This study aims to provide an in-depth understanding of the economics of food production and consumption in Vietnam. Specifically, the study is comprised of five essays, covering several aspects of agriculture and food consumption in Vietnam.
The first essay studies agricultural productivity growth in Vietnam, using province-level data. It concludes that total factor productivity (TFP) growth in agriculture contributed greatly to Vietnam's agricultural success after it adopted reform policies. However, TFP growth has slowed in recent years, despite significant output growth.
The second essay examines the productive efficiency of rice farming households in Vietnam, using two methods, Data Envelopment Analysis (DEA) with bootstrap and Stochastic Frontier Analysis (SFA).
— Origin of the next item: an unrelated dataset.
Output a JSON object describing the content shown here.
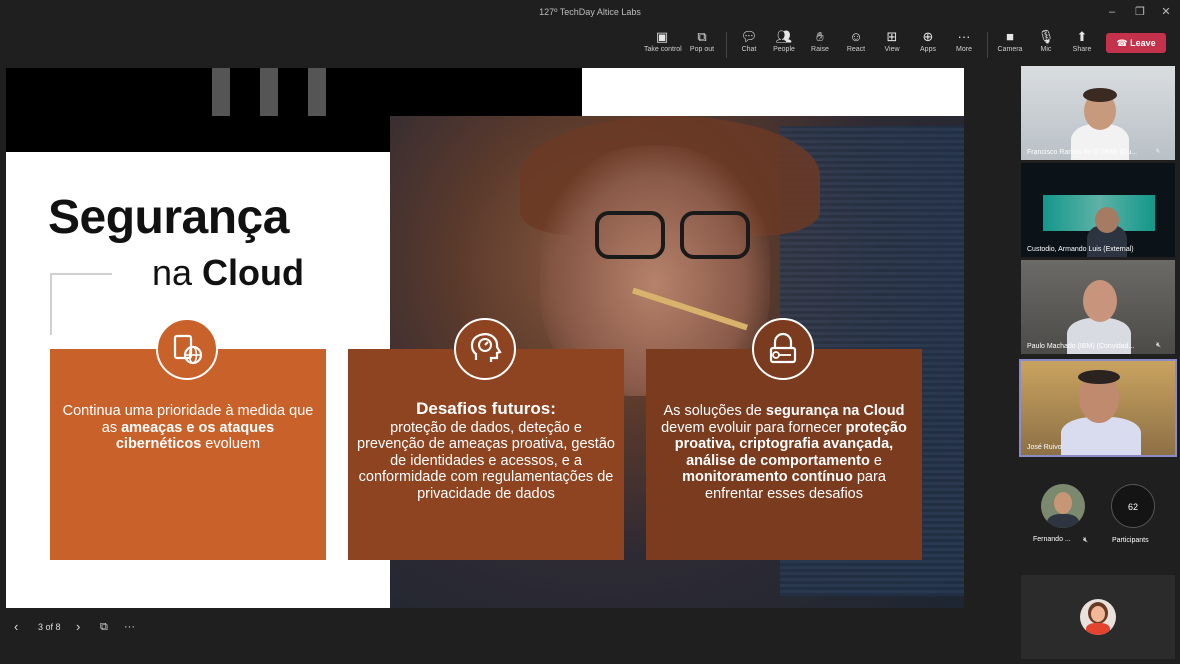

It points out that there is variation in efficiency estimates across regions in Vietnam. Moreover, technical efficiency is significantly influenced by primary education and regional factors.
The third essay estimates household food demand parameters in Vietnam, based on a recent household survey conducted in 2006. The results indicate that that food consumption patterns in urban and rural areas, and across regions and income groups, are quite different. This implies that targeted food policies should be formulated based on the specific food demand patterns of those groups. Socio-economic factors such as household size and composition, as well as the age of the household's head and education, have sizeable and statistically significant effects on food consumption.
The fourth essay focuses undernutrition and food security in Vietnam. The income elasticity of calorie consumption is estimated using both parametric and non-parametric regressions. The finding of positive and significant calorie-expenditure elasticity implies that income growth can alleviate undernutrition
Finally, the fifth essay examines the impacts of rising food prices on poverty and welfare in Vietnam. Increases in food prices raise the real incomes of those selling food, but make net food purchasers worse off. Overall, the net impacts on an average Vietnamese household's welfare are positive. However, the benefits and costs are not evenly spread across the population, so some households are made better off while the others are worse off.